Der französische Präsident Emmanuel Macron habe zahlreiche Versprechen nicht gehalten und sei kein verlässlicher politischer Partner gewesen, sagte Fabrice Lhomme, Journalist der Tageszeitung Le Monde, im Dlf. Macron habe zudem keine politische Vision, das nutze der extremen Rechten.

Fabrice Lhomme im Gespräch mit Christoph Heinemann  |
Frankreichs Präsident Emmanuel Macron im Dezember 2021 bei einer Konferenz mit Kanzler Olaf Scholz in Brüssel
Frankreichs Präsident Emmanuel Macron fehle es an einer Vision und einem Kurs - "das ist gefährlich: nicht für Macron, sondern für das Land", so Jounalist Lhomme (picture alliance/dpa/Sputnik/Alexey Vitvitsky)

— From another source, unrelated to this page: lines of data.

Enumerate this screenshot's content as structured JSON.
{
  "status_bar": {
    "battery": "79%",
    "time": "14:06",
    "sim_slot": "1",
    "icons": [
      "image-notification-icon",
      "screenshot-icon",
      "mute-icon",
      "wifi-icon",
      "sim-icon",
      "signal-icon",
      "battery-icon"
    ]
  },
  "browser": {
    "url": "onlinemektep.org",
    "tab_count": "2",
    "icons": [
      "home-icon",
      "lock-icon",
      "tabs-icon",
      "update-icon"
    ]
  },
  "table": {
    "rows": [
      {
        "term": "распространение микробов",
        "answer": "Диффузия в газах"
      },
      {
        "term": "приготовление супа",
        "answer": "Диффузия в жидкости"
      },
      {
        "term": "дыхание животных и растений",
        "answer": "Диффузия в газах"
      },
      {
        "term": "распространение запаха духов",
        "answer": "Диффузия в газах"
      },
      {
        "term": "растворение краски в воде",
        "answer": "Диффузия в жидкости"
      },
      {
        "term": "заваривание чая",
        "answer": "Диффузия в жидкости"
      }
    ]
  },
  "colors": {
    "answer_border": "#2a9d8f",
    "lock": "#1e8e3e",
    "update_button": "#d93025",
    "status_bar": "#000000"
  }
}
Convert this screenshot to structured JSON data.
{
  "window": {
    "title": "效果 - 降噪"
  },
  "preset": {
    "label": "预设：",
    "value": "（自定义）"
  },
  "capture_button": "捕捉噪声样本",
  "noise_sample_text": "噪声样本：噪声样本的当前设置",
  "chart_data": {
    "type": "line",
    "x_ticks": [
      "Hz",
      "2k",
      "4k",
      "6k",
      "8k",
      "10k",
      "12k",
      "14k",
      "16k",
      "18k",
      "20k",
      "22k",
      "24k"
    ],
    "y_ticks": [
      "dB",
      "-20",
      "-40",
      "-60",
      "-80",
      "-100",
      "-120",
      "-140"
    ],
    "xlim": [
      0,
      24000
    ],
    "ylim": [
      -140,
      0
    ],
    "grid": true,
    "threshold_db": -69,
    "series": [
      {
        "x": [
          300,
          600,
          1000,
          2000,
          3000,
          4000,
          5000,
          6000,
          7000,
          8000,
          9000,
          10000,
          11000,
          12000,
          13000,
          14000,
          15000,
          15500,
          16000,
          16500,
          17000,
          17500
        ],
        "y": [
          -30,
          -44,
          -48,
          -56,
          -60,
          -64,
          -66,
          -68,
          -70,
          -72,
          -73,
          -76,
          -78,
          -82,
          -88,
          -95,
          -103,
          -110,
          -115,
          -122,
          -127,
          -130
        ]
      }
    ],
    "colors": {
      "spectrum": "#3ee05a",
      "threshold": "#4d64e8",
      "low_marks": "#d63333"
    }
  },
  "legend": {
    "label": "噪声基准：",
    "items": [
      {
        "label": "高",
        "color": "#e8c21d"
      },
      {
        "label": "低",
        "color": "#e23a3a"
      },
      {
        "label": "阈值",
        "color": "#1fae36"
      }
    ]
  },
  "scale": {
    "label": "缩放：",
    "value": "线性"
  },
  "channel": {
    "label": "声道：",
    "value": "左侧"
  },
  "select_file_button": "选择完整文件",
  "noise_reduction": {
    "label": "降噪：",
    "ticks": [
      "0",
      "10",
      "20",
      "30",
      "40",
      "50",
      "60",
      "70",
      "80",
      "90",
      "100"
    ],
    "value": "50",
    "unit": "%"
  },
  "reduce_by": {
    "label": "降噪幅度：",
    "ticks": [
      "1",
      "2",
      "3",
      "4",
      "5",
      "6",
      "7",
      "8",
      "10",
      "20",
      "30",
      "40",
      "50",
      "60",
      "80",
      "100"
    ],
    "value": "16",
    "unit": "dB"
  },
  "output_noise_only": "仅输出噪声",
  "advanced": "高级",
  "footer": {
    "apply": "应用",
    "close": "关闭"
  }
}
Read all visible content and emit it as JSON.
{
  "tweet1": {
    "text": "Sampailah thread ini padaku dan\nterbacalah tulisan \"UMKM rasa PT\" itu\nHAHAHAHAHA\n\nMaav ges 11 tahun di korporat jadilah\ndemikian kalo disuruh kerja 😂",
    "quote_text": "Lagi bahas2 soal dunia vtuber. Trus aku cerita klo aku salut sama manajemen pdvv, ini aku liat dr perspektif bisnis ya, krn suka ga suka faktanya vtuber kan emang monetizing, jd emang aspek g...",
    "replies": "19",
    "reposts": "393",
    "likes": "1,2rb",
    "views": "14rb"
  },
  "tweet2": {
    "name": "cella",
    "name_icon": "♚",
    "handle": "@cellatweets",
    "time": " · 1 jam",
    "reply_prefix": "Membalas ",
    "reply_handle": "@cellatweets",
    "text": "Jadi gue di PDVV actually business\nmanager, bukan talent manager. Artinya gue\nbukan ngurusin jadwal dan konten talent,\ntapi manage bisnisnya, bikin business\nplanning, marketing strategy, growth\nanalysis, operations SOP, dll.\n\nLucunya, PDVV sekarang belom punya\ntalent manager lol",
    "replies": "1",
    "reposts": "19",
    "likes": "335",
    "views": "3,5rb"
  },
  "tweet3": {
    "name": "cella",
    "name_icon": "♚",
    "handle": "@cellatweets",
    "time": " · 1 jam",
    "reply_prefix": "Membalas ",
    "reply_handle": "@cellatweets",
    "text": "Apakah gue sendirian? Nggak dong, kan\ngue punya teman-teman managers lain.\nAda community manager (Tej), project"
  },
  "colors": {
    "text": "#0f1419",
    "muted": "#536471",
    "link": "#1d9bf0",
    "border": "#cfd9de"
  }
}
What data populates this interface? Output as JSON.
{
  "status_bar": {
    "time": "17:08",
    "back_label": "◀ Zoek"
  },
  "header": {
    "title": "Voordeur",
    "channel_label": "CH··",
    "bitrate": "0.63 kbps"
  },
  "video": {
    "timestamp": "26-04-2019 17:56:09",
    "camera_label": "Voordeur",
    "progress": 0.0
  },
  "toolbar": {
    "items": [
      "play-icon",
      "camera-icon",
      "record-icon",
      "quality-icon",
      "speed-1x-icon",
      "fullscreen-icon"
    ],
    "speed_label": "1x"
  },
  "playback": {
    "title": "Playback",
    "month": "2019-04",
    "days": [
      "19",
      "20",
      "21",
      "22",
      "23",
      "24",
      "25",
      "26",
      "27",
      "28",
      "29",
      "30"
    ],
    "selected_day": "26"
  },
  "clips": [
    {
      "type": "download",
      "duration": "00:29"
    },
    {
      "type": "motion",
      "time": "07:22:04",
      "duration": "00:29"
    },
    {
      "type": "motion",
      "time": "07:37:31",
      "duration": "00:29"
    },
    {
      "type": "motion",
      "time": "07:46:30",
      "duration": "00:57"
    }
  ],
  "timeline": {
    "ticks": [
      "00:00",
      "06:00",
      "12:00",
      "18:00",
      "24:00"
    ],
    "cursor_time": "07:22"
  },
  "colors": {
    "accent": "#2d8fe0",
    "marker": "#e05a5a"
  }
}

Vom 10. bis 24. April 2022 wählen die Franzosen einen neuen Präsidenten. Favorit ist der amtierende Präsident Emmanuel Macron, obwohl er von seiner Reformagenda wenig umsetzen konnte. Der französische Journalist Fabrice Lhomme ("Le Monde") sieht in Macron gar einen Verräter. Der Präsident habe sowohl politische Versprechen als auch persönliche Zusagen nicht gehalten, sagte Lhomme im Deutschlandfunk.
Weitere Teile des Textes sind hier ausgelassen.